The Southern Christian Leadership Conference officials dismissed last month may have diverted at least $569,000 of the civil rights group’s money to bank accounts they controlled, according to the new board chairwoman and documents obtained by The Atlanta Journal-Constitution.
The SCLC’s former chairman, Rev. Raleigh Trammell, and former treasurer Spiver Gordon have been asked by the group’s board of directors to explain the expenditures by Friday.
Board member Art Rocker said the questionable expenditures by Trammell, in Dayton, Ohio, and Gordon, in Eutaw, Ala., could exceed the $569,000 already in question. There are at least two SCLC bank accounts set up by Gordon that the organization cannot access.
“We don’t know how much money has [gone] through there,” Rocker said.
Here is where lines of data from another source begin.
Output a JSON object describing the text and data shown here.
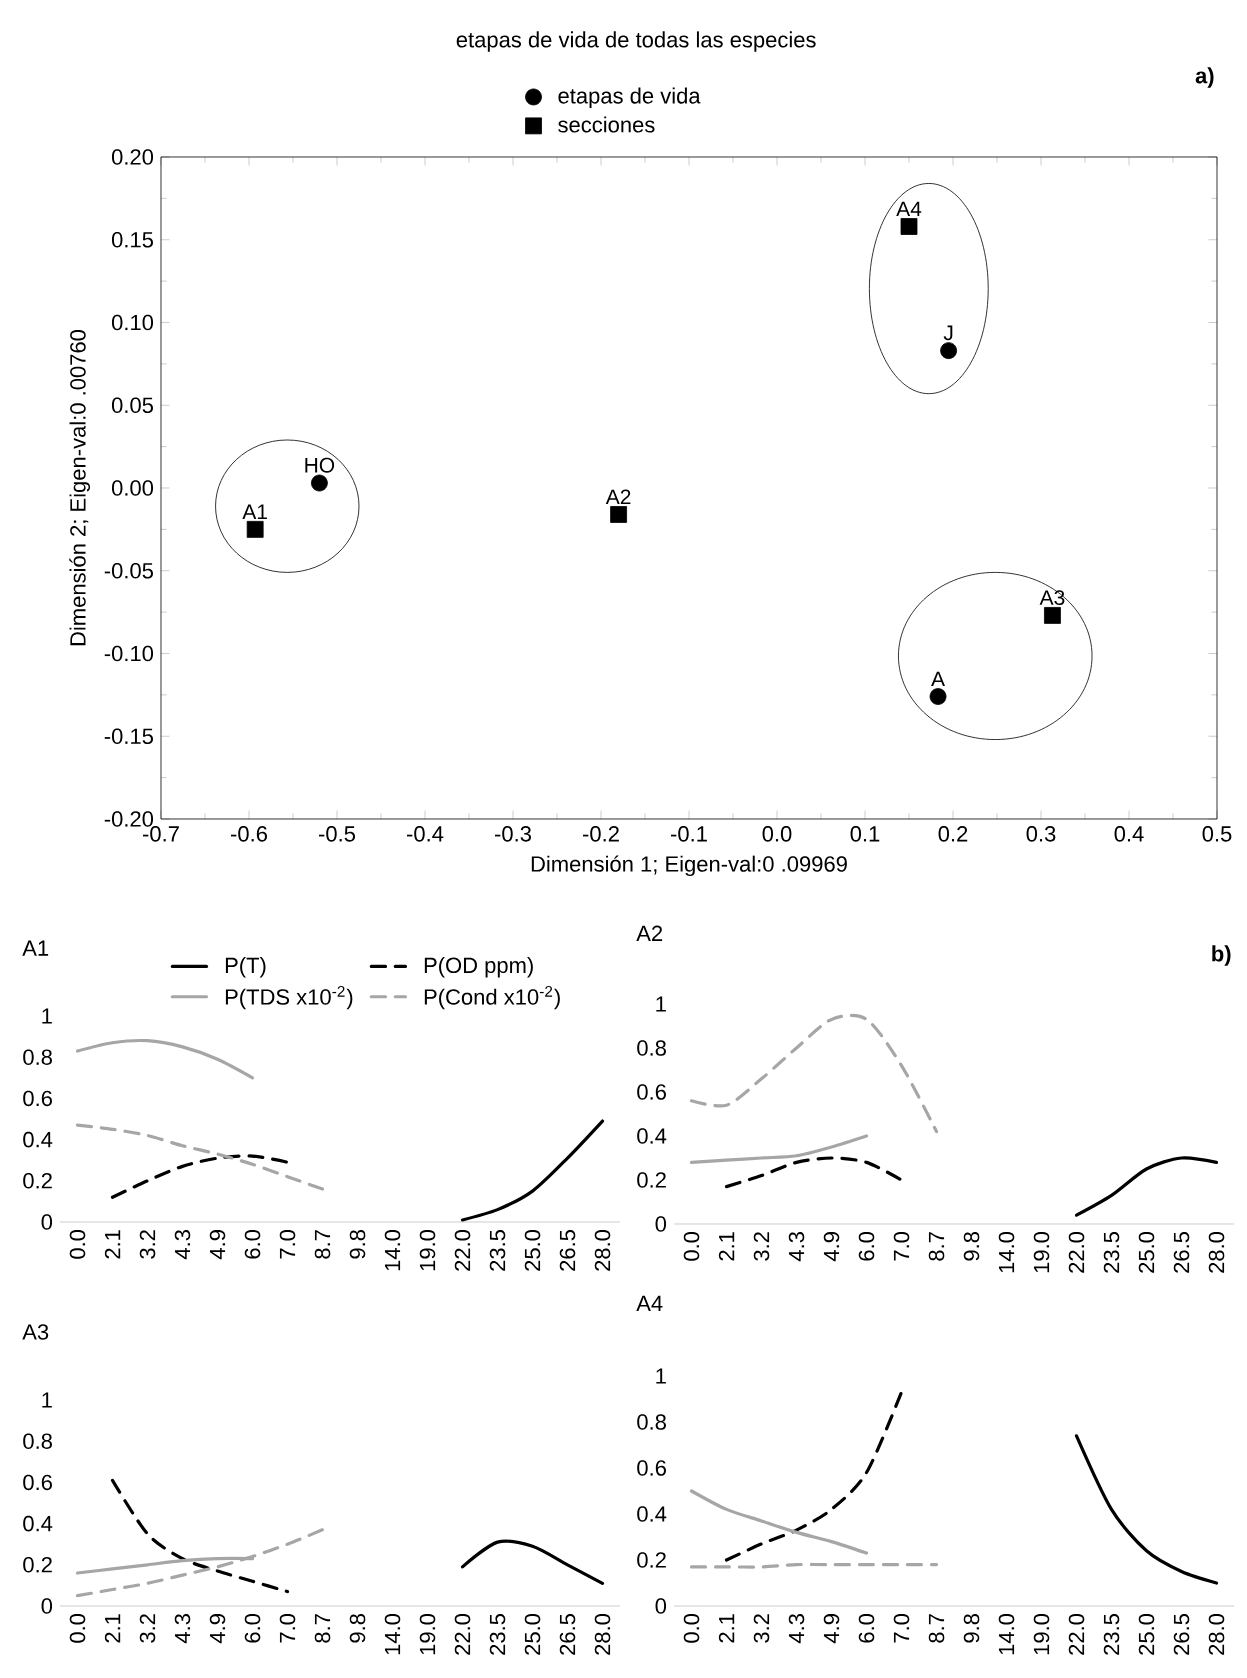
{
  "chart_data": [
    {
      "type": "scatter",
      "title": "etapas de vida de todas las especies",
      "xlabel": "Dimensión 1; Eigen-val:0 .09969",
      "ylabel": "Dimensión 2; Eigen-val:0 .00760",
      "xlim": [
        -0.7,
        0.5
      ],
      "xticks": [
        -0.7,
        -0.6,
        -0.5,
        -0.4,
        -0.3,
        -0.2,
        -0.1,
        {
          "value": 0,
          "label": "0.0"
        },
        0.1,
        0.2,
        0.3,
        0.4,
        0.5
      ],
      "ylim": [
        -0.2,
        0.2
      ],
      "yticks": [
        {
          "value": -0.2,
          "label": "-0.20"
        },
        {
          "value": -0.15,
          "label": "-0.15"
        },
        {
          "value": -0.1,
          "label": "-0.10"
        },
        {
          "value": -0.05,
          "label": "-0.05"
        },
        {
          "value": 0,
          "label": "0.00"
        },
        {
          "value": 0.05,
          "label": "0.05"
        },
        {
          "value": 0.1,
          "label": "0.10"
        },
        {
          "value": 0.15,
          "label": "0.15"
        },
        {
          "value": 0.2,
          "label": "0.20"
        }
      ],
      "legend": "top",
      "series": [
        {
          "name": "etapas de vida",
          "color": "#000000",
          "marker": "circle",
          "x": [
            -0.52,
            0.195,
            0.183
          ],
          "values": [
            0.003,
            0.083,
            -0.126
          ]
        },
        {
          "name": "secciones",
          "color": "#000000",
          "marker": "square",
          "x": [
            -0.593,
            -0.18,
            0.313,
            0.15
          ],
          "values": [
            -0.025,
            -0.016,
            -0.077,
            0.158
          ]
        }
      ],
      "annotations": [
        "a)",
        {
          "text": "HO",
          "x": -0.52,
          "y": 0.003
        },
        {
          "text": "J",
          "x": 0.195,
          "y": 0.083
        },
        {
          "text": "A",
          "x": 0.183,
          "y": -0.126
        },
        {
          "text": "A1",
          "x": -0.593,
          "y": -0.025
        },
        {
          "text": "A2",
          "x": -0.18,
          "y": -0.016
        },
        {
          "text": "A3",
          "x": 0.313,
          "y": -0.077
        },
        {
          "text": "A4",
          "x": 0.15,
          "y": 0.158
        }
      ]
    },
    {
      "type": "line",
      "title": "A1",
      "categories": [
        "0.0",
        "2.1",
        "3.2",
        "4.3",
        "4.9",
        "6.0",
        "7.0",
        "8.7",
        "9.8",
        "14.0",
        "19.0",
        "22.0",
        "23.5",
        "25.0",
        "26.5",
        "28.0"
      ],
      "ylim": [
        0,
        1
      ],
      "yticks": [
        0,
        0.2,
        0.4,
        0.6,
        0.8,
        1
      ],
      "legend": "top",
      "series": [
        {
          "name": "P(T)",
          "color": "#000000",
          "line_style": "solid",
          "values": [
            null,
            null,
            null,
            null,
            null,
            null,
            null,
            null,
            null,
            null,
            null,
            0.01,
            0.06,
            0.15,
            0.31,
            0.49
          ]
        },
        {
          "name": "P(OD ppm)",
          "color": "#000000",
          "line_style": "dashed",
          "values": [
            null,
            0.12,
            0.2,
            0.27,
            0.31,
            0.32,
            0.29,
            null,
            null,
            null,
            null,
            null,
            null,
            null,
            null,
            null
          ]
        },
        {
          "name": "P(TDS x10$^{-2}$)",
          "color": "#a6a6a6",
          "line_style": "solid",
          "values": [
            0.83,
            0.87,
            0.88,
            0.85,
            0.79,
            0.7,
            null,
            null,
            null,
            null,
            null,
            null,
            null,
            null,
            null,
            null
          ]
        },
        {
          "name": "P(Cond x10$^{-2}$)",
          "color": "#a6a6a6",
          "line_style": "dashed",
          "values": [
            0.47,
            0.45,
            0.42,
            0.37,
            0.33,
            0.28,
            0.22,
            0.16,
            null,
            null,
            null,
            null,
            null,
            null,
            null,
            null
          ]
        }
      ]
    },
    {
      "type": "line",
      "title": "A2",
      "categories": [
        "0.0",
        "2.1",
        "3.2",
        "4.3",
        "4.9",
        "6.0",
        "7.0",
        "8.7",
        "9.8",
        "14.0",
        "19.0",
        "22.0",
        "23.5",
        "25.0",
        "26.5",
        "28.0"
      ],
      "ylim": [
        0,
        1
      ],
      "yticks": [
        0,
        0.2,
        0.4,
        0.6,
        0.8,
        1
      ],
      "annotations": [
        "b)"
      ],
      "series": [
        {
          "color": "#000000",
          "line_style": "solid",
          "values": [
            null,
            null,
            null,
            null,
            null,
            null,
            null,
            null,
            null,
            null,
            null,
            0.04,
            0.13,
            0.25,
            0.3,
            0.28
          ]
        },
        {
          "color": "#000000",
          "line_style": "dashed",
          "values": [
            null,
            0.17,
            0.22,
            0.28,
            0.3,
            0.28,
            0.2,
            null,
            null,
            null,
            null,
            null,
            null,
            null,
            null,
            null
          ]
        },
        {
          "color": "#a6a6a6",
          "line_style": "solid",
          "values": [
            0.28,
            0.29,
            0.3,
            0.31,
            0.35,
            0.4,
            null,
            null,
            null,
            null,
            null,
            null,
            null,
            null,
            null,
            null
          ]
        },
        {
          "color": "#a6a6a6",
          "line_style": "dashed",
          "values": [
            0.56,
            0.54,
            0.66,
            0.8,
            0.93,
            0.93,
            0.72,
            0.42,
            null,
            null,
            null,
            null,
            null,
            null,
            null,
            null
          ]
        }
      ]
    },
    {
      "type": "line",
      "title": "A3",
      "categories": [
        "0.0",
        "2.1",
        "3.2",
        "4.3",
        "4.9",
        "6.0",
        "7.0",
        "8.7",
        "9.8",
        "14.0",
        "19.0",
        "22.0",
        "23.5",
        "25.0",
        "26.5",
        "28.0"
      ],
      "ylim": [
        0,
        1
      ],
      "yticks": [
        0,
        0.2,
        0.4,
        0.6,
        0.8,
        1
      ],
      "series": [
        {
          "color": "#000000",
          "line_style": "solid",
          "values": [
            null,
            null,
            null,
            null,
            null,
            null,
            null,
            null,
            null,
            null,
            null,
            0.19,
            0.31,
            0.29,
            0.2,
            0.11
          ]
        },
        {
          "color": "#000000",
          "line_style": "dashed",
          "values": [
            null,
            0.61,
            0.35,
            0.23,
            0.17,
            0.12,
            0.07,
            null,
            null,
            null,
            null,
            null,
            null,
            null,
            null,
            null
          ]
        },
        {
          "color": "#a6a6a6",
          "line_style": "solid",
          "values": [
            0.16,
            0.18,
            0.2,
            0.22,
            0.23,
            0.23,
            null,
            null,
            null,
            null,
            null,
            null,
            null,
            null,
            null,
            null
          ]
        },
        {
          "color": "#a6a6a6",
          "line_style": "dashed",
          "values": [
            0.05,
            0.08,
            0.11,
            0.15,
            0.19,
            0.24,
            0.3,
            0.37,
            null,
            null,
            null,
            null,
            null,
            null,
            null,
            null
          ]
        }
      ]
    },
    {
      "type": "line",
      "title": "A4",
      "categories": [
        "0.0",
        "2.1",
        "3.2",
        "4.3",
        "4.9",
        "6.0",
        "7.0",
        "8.7",
        "9.8",
        "14.0",
        "19.0",
        "22.0",
        "23.5",
        "25.0",
        "26.5",
        "28.0"
      ],
      "ylim": [
        0,
        1
      ],
      "yticks": [
        0,
        0.2,
        0.4,
        0.6,
        0.8,
        1
      ],
      "series": [
        {
          "color": "#000000",
          "line_style": "solid",
          "values": [
            null,
            null,
            null,
            null,
            null,
            null,
            null,
            null,
            null,
            null,
            null,
            0.74,
            0.42,
            0.24,
            0.15,
            0.1
          ]
        },
        {
          "color": "#000000",
          "line_style": "dashed",
          "values": [
            null,
            0.2,
            0.27,
            0.33,
            0.42,
            0.58,
            0.93,
            null,
            null,
            null,
            null,
            null,
            null,
            null,
            null,
            null
          ]
        },
        {
          "color": "#a6a6a6",
          "line_style": "solid",
          "values": [
            0.5,
            0.42,
            0.37,
            0.32,
            0.28,
            0.23,
            null,
            null,
            null,
            null,
            null,
            null,
            null,
            null,
            null,
            null
          ]
        },
        {
          "color": "#a6a6a6",
          "line_style": "dashed",
          "values": [
            0.17,
            0.17,
            0.17,
            0.18,
            0.18,
            0.18,
            0.18,
            0.18,
            null,
            null,
            null,
            null,
            null,
            null,
            null,
            null
          ]
        }
      ]
    }
  ]
}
Acting chairwoman Sylvia Tucker said some SCLC leaders first had questions about the organization’s money when a former board member alleged last summer that as much as $1.4 million of the SCLC’s money had disappeared. She said $569,000 of that has been identified and the review was continuing.
Rocker, chairman of the SCLC’s Florida chapter, said the civil rights group will file suit “against Spiver and Trammell to go after every dime.” No suit had been filed as of Thursday.
At the same time, Rocker said, the group is asking for criminal investigations into the questionable expenditures in Alabama. He said he had already talked with Alabama’s attorney general, Troy King. King’s office could not be reached for comment Thursday morning. A spokeswoman for King said the office did not confirm or comment on any pending investigations.
When contacted by the AJC, Trammell refused to discuss the allegations. Gordon did not respond to requests for a comment.
The two men were dismissed Dec. 21 for “possible mismanagement” of organizational funds, according to news accounts and documents given to the AJC. Reports published two days later quoted Trammell as saying he had not been dismissed but had stepped aside for the duration of the investigation. Gordon has not commented publicly.
Then on Dec. 28, supporters of the two men filed suit in Fulton County — where the SCLC is based — asking a court to determine whether Trammell’s and Gordon’s removals violated the SCLC’s constitution. A hearing on the suit is scheduled for Tuesday in Fulton Superior Court.
“It’s been very difficult and it’s been very sad,” said Tucker, the acting chairwoman and a minister in Virginia. “It’s just sort of unbelievable that the greatest organization in the world… would ever have to be dealing with such matters as this. We are trying to do everything correct and in the Christian way.”
Rev. Martin Luther King Jr. founded the organization in 1957 to coordinate protests calling for an end to public segregation and for civil rights of African-Americans. But in the decades since, the SCLC has endured scandals, legal struggles and internal dysfunction.
The board’s internal investigation into the most recent issue has just begun.
New Orleans attorney Randal Gaines, a board member, has been tasked with tracking the money. Gaines sent letters dated Jan. 5 to Trammell and Gordon, asking them to account for several expenditures within 10 days.
Memos and transcripts obtained by the AJC provide details of spending that led to the internal investigation.
The records — produced by several SCLC officials — indicate the men wrote checks to themselves, paid for funeral expenses and credit card and insurance bills, and sent money to their individual chapters and their special projects. None of those expenditures had board approval, Rocker said.